Mr Justice Kevin Cross said the sexual abuse was of the most extreme he had seen in his career.
“He suffered severe injury which has affected him throughout his life, ” the judge said.
The man, in his evidence, said the abuse took place in a Christian Brothers’ premises in Artane, Dublin, when he had volunteered to help out with gardening. It happened in a store room; a basement; and a room which overlooked rose beds, and happened three to five times a week in the early 1980s.
The man also told how the Brother, who has since died, put his hand inside his trousers and fondled him when he visited him in a convalescent home.
The action was against the Christian Brothers which it was claimed was responsible for the management and control of the Brother who died in 1986. It was claimed that the Congregation of Christian Brothers failed to implement any suitable or adequate code of ethics or rules of good practice for Christian Brothers in relation to contact with children, despite its historical knowledge of the sexual abuse perpetrated by members.
It was claimed the Christian Brothers were in breach of their duty of care as they were aware or ought to have been aware on December 8, 1960, that the Brother had been given a formal canonical warning on account of him “interfering incorrectly with boys”.
The defence did not contest the boy was sexually abused but denied negligence and claimed the case was statute barred.
The judge said he wanted to make it clear he accepted the man’s evidence and he was a truthful witness “who had been severely abused” by the Brother in a manner that has caused him “significant trauma”.
The judge said the defendant representing the Congregation of Christian Brothers was negligent in its failure “to take any steps whatsoever to supervise the Christian Brother or to prevent his access to a vulnerable child” in the “full knowledge that the Brother had been, in the past, guilty of child abuse of young boys”.
The judge held that even by the standards of the 1980s, the Christian Brothers ought to have put in place a system to watch and monitor the Brother to ensure he did not have such access to the boy or to others.

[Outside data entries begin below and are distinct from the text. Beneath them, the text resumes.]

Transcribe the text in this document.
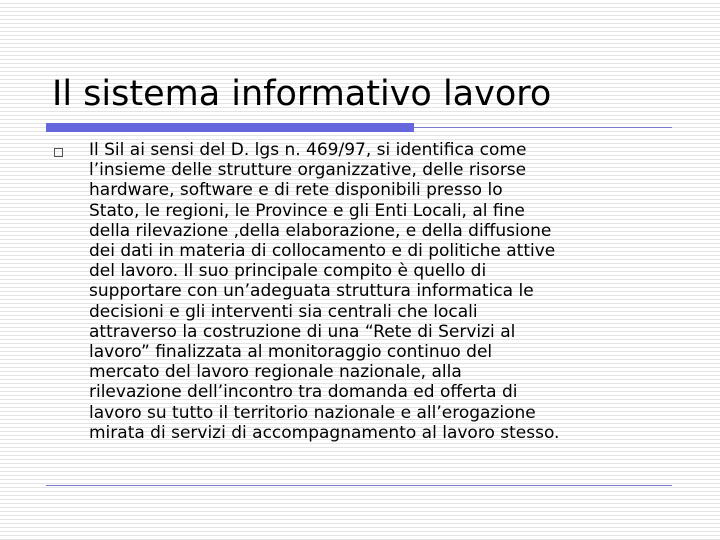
Il sistema informativo lavoro

Il Sil ai sensi del D. lgs n. 469/97, si identifica come
l’insieme delle strutture organizzative, delle risorse
hardware, software e di rete disponibili presso lo
Stato, le regioni, le Province e gli Enti Locali, al fine
della rilevazione ,della elaborazione, e della diffusione
dei dati in materia di collocamento e di politiche attive
del lavoro. Il suo principale compito è quello di
supportare con un’adeguata struttura informatica le
decisioni e gli interventi sia centrali che locali
attraverso la costruzione di una “Rete di Servizi al
lavoro” finalizzata al monitoraggio continuo del
mercato del lavoro regionale nazionale, alla
rilevazione dell’incontro tra domanda ed offerta di
lavoro su tutto il territorio nazionale e all’erogazione
mirata di servizi di accompagnamento al lavoro stesso.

The judge said there was no evidence of any system being put in place in relation to the Brother or any treatment of him that differentiated him from a vast majority of non-abusive Brothers.
“It seems clear that having given the canonical warning in 1960 the defendants proceeded to treat the brother in precisely the same manner as every other member of their congregation,” Mr Justice Cross said.
While the defendant was not the party who assaulted the boy, the judge said the negligence found resulted in the boy being grievously assaulted over a prolonged period of time with significant adverse consequences to him. The balance of justice, Mr Justice Cross, said clearly lay in allowing this case to proceed.